Similar Speaker Selection Technique Based on Distance Metric Learning Using Highly Correlated Acoustic Features with Perceptual Voice Quality Similarity

Yusuke IJIMA  Hideyuki MIZUNO  

IEICE TRANSACTIONS on Information and Systems   Vol.E98-D   No.1   pp.157-165
Publication Date: 2015/01/01
Online ISSN: 1745-1361
DOI: 10.1587/transinf.2014EDP7183
Type of Manuscript: PAPER
Category: Speech and Hearing
voice quality,  perceptual similarity,  acoustic feature,  speaker selection,  distance metric learning,  

Full Text: PDF(742.8KB)
>>Buy this Article

This paper analyzes the correlation between various acoustic features and perceptual voice quality similarity, and proposes a perceptually similar speaker selection technique based on distance metric learning.
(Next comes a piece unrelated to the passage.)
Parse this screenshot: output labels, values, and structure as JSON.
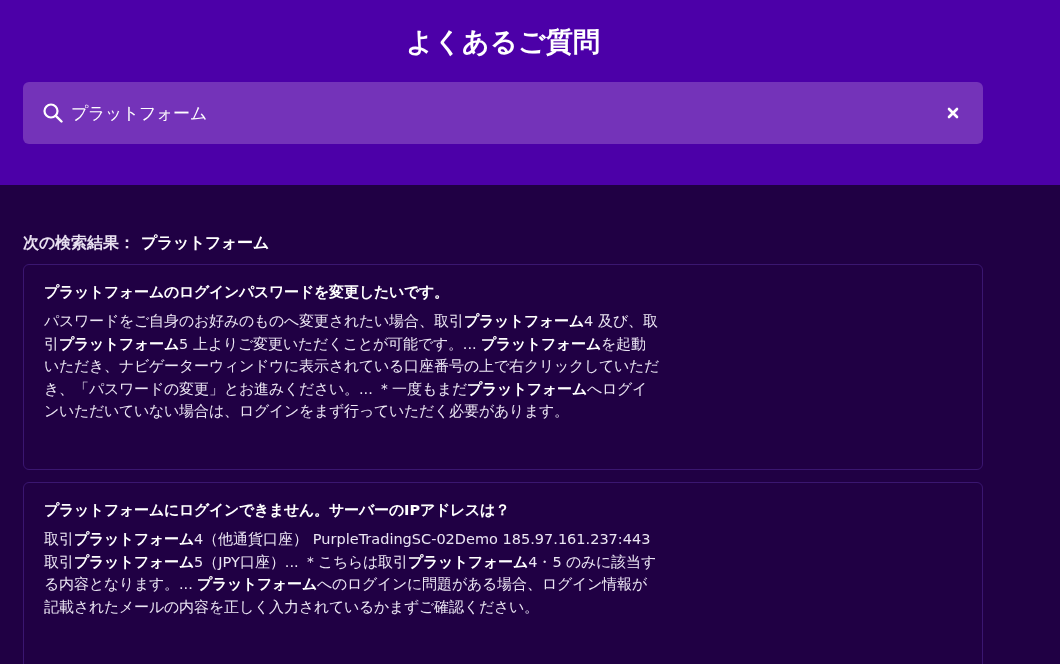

To analyze the relationship between acoustic features and voice quality similarity, we first conduct a large-scale subjective experiment using the voices of 62 female speakers and perceptual voice quality similarity scores between all pairs of speakers are acquired. Next, multiple linear regression analysis is carried out; it shows that four acoustic features are highly correlated to voice quality similarity. The proposed speaker selection technique first trains a transform matrix based on distance metric learning using the perceptual voice quality similarity acquired in the subjective experiment. Given an input speech, acoustic features of the input speech are transformed using the trained transform matrix, after which speaker selection is performed based on the Euclidean distance on the transformed acoustic feature space. We perform speaker selection experiments and evaluate the performance of the proposed technique by comparing it to speaker selection without feature space transformation. The results indicate that transformation based on distance metric learning reduces the error rate by 53.9%.